« Il faut passer du web du clic au web de l’attention » Tony Haile, PDG de Chartbeat (Chartbeat) Tony Haile est PDG de Chartbeat, une société basée à New York et connue pour son service de mesure d’audience en temps réel

Tony Haile, PDG de Chartbeat (Chartbeat)

source : http://nuzzel.com/sharedstory/06302014/medias.blog.lemonde/il_faut_passer_du_web_du_clic_au_web_de_lattention

Tony Haile est PDG de Chartbeat, une société basée à New York et connue pour son service de mesure d'audience en temps réel : il équipe de très nombreux sites d'information dont ceux du New York Times, du Monde, de CNN, ESPN, Forbes…

Quel problème pose ce que vous appelez « le Web du clic » ?

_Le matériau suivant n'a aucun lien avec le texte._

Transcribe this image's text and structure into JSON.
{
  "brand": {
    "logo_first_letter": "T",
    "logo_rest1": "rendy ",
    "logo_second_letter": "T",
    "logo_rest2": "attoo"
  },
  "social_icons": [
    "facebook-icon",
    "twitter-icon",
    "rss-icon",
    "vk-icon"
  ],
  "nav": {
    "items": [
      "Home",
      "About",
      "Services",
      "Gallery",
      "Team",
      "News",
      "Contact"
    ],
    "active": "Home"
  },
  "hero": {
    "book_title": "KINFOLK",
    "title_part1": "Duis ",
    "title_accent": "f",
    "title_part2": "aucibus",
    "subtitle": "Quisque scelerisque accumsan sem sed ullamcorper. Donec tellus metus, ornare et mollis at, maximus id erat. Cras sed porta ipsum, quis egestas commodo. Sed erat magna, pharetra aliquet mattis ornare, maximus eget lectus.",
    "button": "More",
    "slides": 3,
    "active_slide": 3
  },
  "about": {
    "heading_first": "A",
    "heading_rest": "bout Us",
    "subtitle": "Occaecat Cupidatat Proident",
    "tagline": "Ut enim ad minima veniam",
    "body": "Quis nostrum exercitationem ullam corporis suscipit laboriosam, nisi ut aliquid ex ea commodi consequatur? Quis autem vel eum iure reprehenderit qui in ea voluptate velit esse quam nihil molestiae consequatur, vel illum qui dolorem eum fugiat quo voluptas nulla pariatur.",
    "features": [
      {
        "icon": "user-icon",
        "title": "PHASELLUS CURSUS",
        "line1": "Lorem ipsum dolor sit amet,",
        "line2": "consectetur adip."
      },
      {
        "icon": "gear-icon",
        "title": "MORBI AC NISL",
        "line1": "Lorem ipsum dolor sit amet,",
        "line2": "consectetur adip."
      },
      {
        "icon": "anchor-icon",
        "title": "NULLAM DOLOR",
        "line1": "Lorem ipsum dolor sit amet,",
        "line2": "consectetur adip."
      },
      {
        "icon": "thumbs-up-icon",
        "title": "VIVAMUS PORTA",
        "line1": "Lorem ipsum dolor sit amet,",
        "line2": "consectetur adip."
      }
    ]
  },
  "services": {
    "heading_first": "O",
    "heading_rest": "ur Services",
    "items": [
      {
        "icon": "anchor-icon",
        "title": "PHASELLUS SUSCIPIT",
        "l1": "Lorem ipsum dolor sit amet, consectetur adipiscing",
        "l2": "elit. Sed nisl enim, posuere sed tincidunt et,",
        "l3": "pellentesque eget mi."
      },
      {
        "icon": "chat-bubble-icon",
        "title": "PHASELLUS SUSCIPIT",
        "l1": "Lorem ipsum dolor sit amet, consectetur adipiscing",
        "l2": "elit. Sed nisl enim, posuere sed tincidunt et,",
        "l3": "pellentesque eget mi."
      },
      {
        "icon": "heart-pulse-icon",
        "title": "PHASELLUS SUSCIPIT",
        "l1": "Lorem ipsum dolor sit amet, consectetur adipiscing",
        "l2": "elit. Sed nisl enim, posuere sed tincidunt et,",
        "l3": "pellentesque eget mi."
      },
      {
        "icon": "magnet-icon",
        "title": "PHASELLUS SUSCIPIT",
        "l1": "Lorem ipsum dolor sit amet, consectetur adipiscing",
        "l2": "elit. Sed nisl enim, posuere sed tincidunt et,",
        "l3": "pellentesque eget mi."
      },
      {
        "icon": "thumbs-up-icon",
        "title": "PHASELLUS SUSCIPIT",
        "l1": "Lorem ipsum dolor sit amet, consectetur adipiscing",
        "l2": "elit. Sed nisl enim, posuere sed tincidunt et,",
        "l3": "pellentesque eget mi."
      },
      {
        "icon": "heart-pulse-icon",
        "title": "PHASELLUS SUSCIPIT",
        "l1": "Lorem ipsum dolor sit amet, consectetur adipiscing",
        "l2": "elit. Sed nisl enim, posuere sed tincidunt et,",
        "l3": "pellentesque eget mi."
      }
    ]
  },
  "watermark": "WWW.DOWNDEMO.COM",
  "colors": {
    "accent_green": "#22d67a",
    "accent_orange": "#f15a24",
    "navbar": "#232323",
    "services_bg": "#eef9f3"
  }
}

Le défi est double : vendre des affichages de publicité sur des pages, comme le font aujourd'hui les médias, ne monétise pas du contenu mais des clics sur des liens qui mènent à du contenu. Une fois que j'ai cliqué, la monétisation a lieu, peu importe que j'aie lu le contenu ou que je l'aie aimé.

Cela pose un problème pour le bon contenu : pour vendre beaucoup d'impressions publicitaires, je ne veux pas que les gens lisent le contenu mais qu'ils cliquent dessus. Pour les annonceurs, cela veut dire qu'ils ne payent pas pour gagner l'attention des gens mais pour de simples clics.

Quel est le second défi ?

Avec le Web du clic, l'inventaire est infini. Augmenter son inventaire ne coûte rien : je prends un article, je le découpe en trois pages différentes, cela triple le nombre de clics possibles, donc mon inventaire. Dans ce contexte, les prix des publicités tendent vers zéro. C'est pour cela que les éditeurs de presse de qualité ont des difficultés à vivre. Il faut passer du web du clic au web de l'attention, nous avons besoin autre d'un système de mesure.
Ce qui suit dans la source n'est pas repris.